With justice authorities in New York stepping up a probe into the role of US banks in the multi-billion-euro case, Italian prosecutors have accused former chief financial officer Fausto Tonna of helping construct a web of offshore holding companies with fictitious assets that left the global food and dairy group with an accounting hole that investigators believe could exceed €10 billion.
Parmalat’s crisis exploded just over two weeks ago when its new managers revealed an initial €4 billion gap in its accounts, forcing the company to seek protection from creditors.
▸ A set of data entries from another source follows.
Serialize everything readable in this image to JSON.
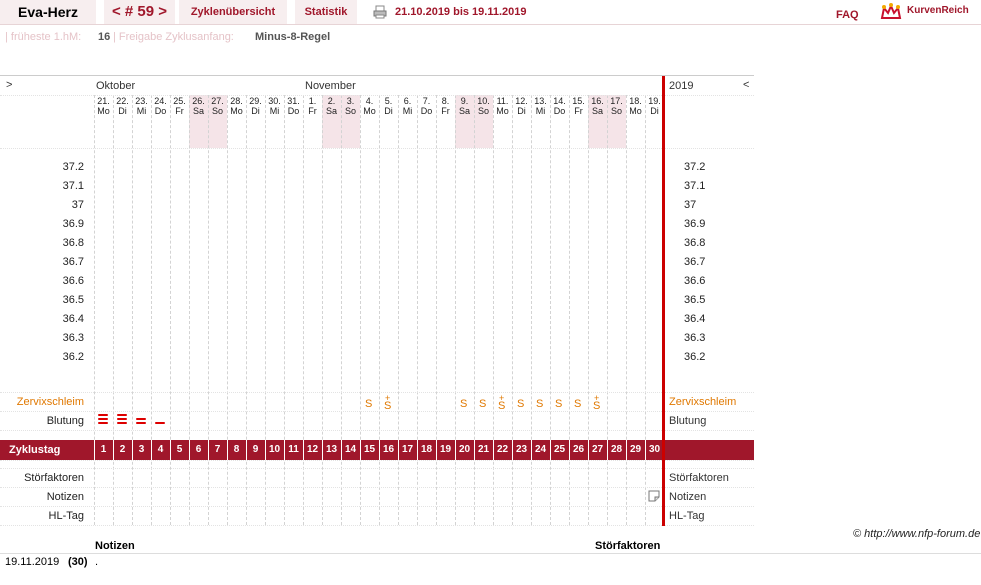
{
  "header": {
    "user": "Eva-Herz",
    "cycle": "< # 59 >",
    "tabs": [
      "Zyklenübersicht",
      "Statistik"
    ],
    "date_range": "21.10.2019 bis 19.11.2019",
    "faq": "FAQ",
    "logo_text": "KurvenReich"
  },
  "info": {
    "label1": "| früheste 1.hM:",
    "value1": "16",
    "label2": "| Freigabe Zyklusanfang:",
    "value2": "Minus-8-Regel"
  },
  "chart": {
    "nav_left": ">",
    "nav_right": "<",
    "year": "2019",
    "month1": "Oktober",
    "month2": "November",
    "days": [
      {
        "d": "21.",
        "w": "Mo"
      },
      {
        "d": "22.",
        "w": "Di"
      },
      {
        "d": "23.",
        "w": "Mi"
      },
      {
        "d": "24.",
        "w": "Do"
      },
      {
        "d": "25.",
        "w": "Fr"
      },
      {
        "d": "26.",
        "w": "Sa",
        "we": true
      },
      {
        "d": "27.",
        "w": "So",
        "we": true
      },
      {
        "d": "28.",
        "w": "Mo"
      },
      {
        "d": "29.",
        "w": "Di"
      },
      {
        "d": "30.",
        "w": "Mi"
      },
      {
        "d": "31.",
        "w": "Do"
      },
      {
        "d": "1.",
        "w": "Fr"
      },
      {
        "d": "2.",
        "w": "Sa",
        "we": true
      },
      {
        "d": "3.",
        "w": "So",
        "we": true
      },
      {
        "d": "4.",
        "w": "Mo"
      },
      {
        "d": "5.",
        "w": "Di"
      },
      {
        "d": "6.",
        "w": "Mi"
      },
      {
        "d": "7.",
        "w": "Do"
      },
      {
        "d": "8.",
        "w": "Fr"
      },
      {
        "d": "9.",
        "w": "Sa",
        "we": true
      },
      {
        "d": "10.",
        "w": "So",
        "we": true
      },
      {
        "d": "11.",
        "w": "Mo"
      },
      {
        "d": "12.",
        "w": "Di"
      },
      {
        "d": "13.",
        "w": "Mi"
      },
      {
        "d": "14.",
        "w": "Do"
      },
      {
        "d": "15.",
        "w": "Fr"
      },
      {
        "d": "16.",
        "w": "Sa",
        "we": true
      },
      {
        "d": "17.",
        "w": "So",
        "we": true
      },
      {
        "d": "18.",
        "w": "Mo"
      },
      {
        "d": "19.",
        "w": "Di"
      }
    ],
    "temps": [
      "37.2",
      "37.1",
      "37",
      "36.9",
      "36.8",
      "36.7",
      "36.6",
      "36.5",
      "36.4",
      "36.3",
      "36.2"
    ],
    "row_labels": {
      "zervix": "Zervixschleim",
      "blutung": "Blutung",
      "zyklustag": "Zyklustag",
      "stoer": "Störfaktoren",
      "notizen": "Notizen",
      "hl": "HL-Tag"
    },
    "zervix": {
      "15": "S",
      "16": "S+",
      "20": "S",
      "21": "S",
      "22": "S+",
      "23": "S",
      "24": "S",
      "25": "S",
      "26": "S",
      "27": "S+"
    },
    "blutung": {
      "1": 3,
      "2": 3,
      "3": 2,
      "4": 1
    },
    "note_day": 30
  },
  "credit": "© http://www.nfp-forum.de",
  "footer": {
    "col_notizen": "Notizen",
    "col_stoer": "Störfaktoren",
    "date": "19.11.2019",
    "day": "(30)",
    "note": "."
  },
  "colors": {
    "accent": "#a0172b",
    "weekend": "#f5e4e8",
    "zervix": "#e07800",
    "blood": "#d00000"
  }
}
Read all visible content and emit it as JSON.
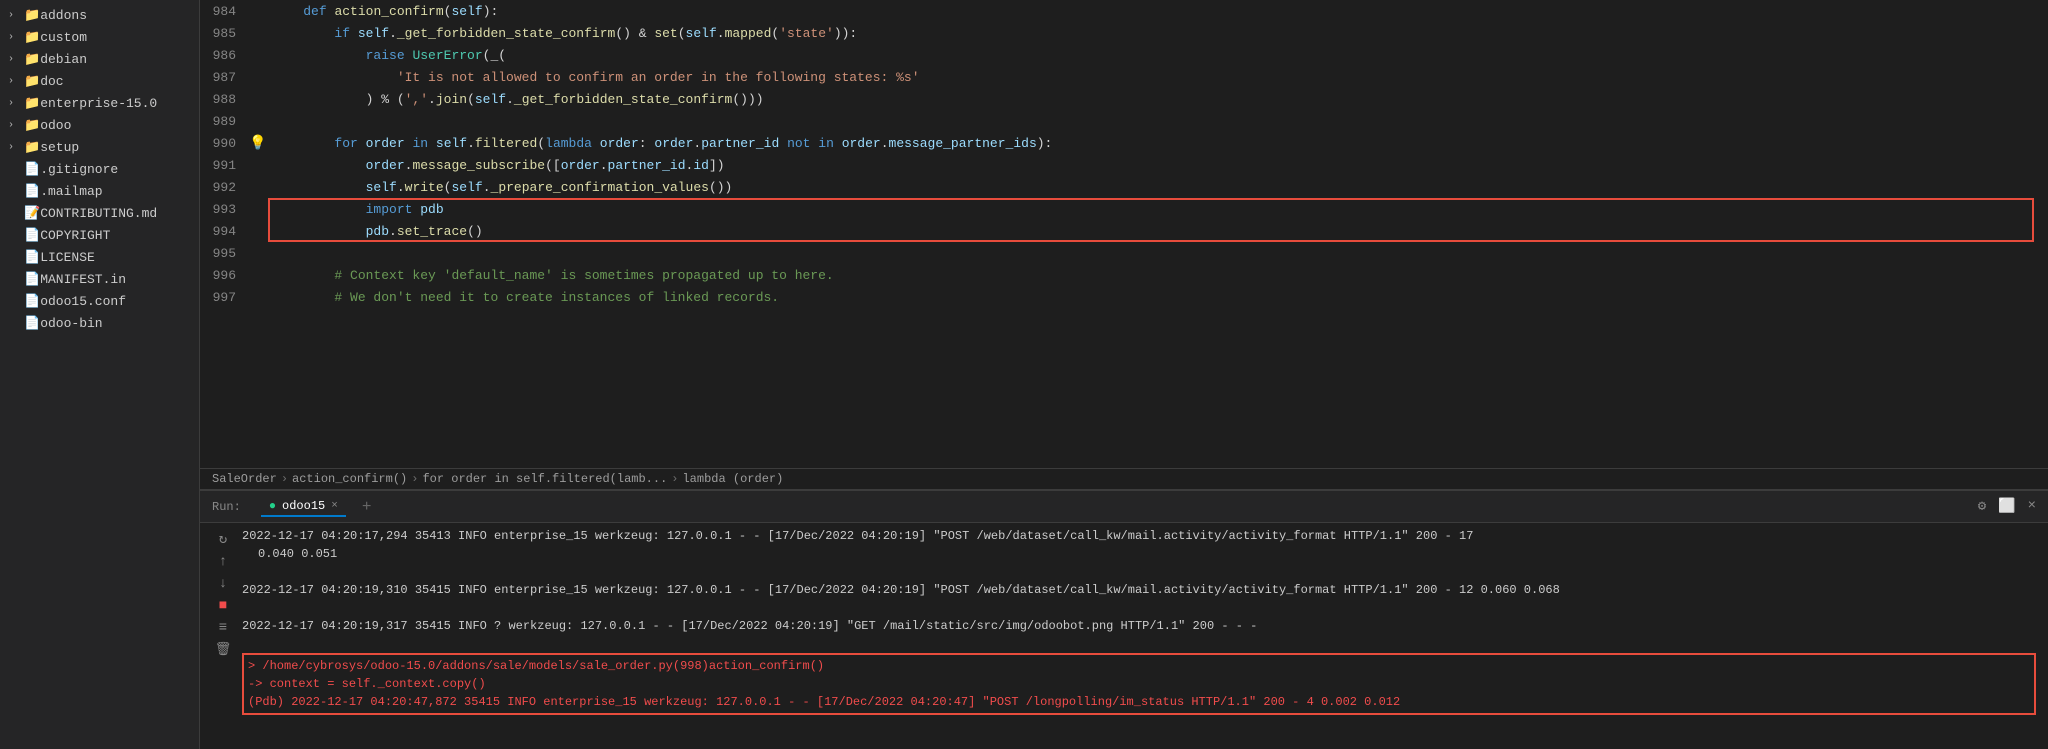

Enrico Bondi, appointed by the government as administrator, was expected to start a series of meetings with Italian banks yesterday to seek new emergency loans worth between €50 million to €100 million.
Parmalat’s founder Calisto Tanzi, who is also under arrest, has admitted to diverting about €500 million from Parmalat to family companies but denies he knew how it was done. He has also said the accounting hole could be as big as €8 billion.
Eight people have been arrested and are in prison for questioning. No charges have been brought. Prosecutors are trying to piece together how the money disappeared, where it went and whether anything is left.
Italian news reports have said investigators believe €250 million raised in a bond issue by a Brazilian unit of Parmalat ended up in Malta, having passed via an account in the Cayman Islands of a unit of Santander Central Hispano. The Spanish bank has declined to comment on the reports.
Questions have also been raised about US banks which helped manage the sale of about €8 billion worth of Parmalat bonds between 1997 and 2002. US investors bought over $1.5 billion of Parmalat bonds.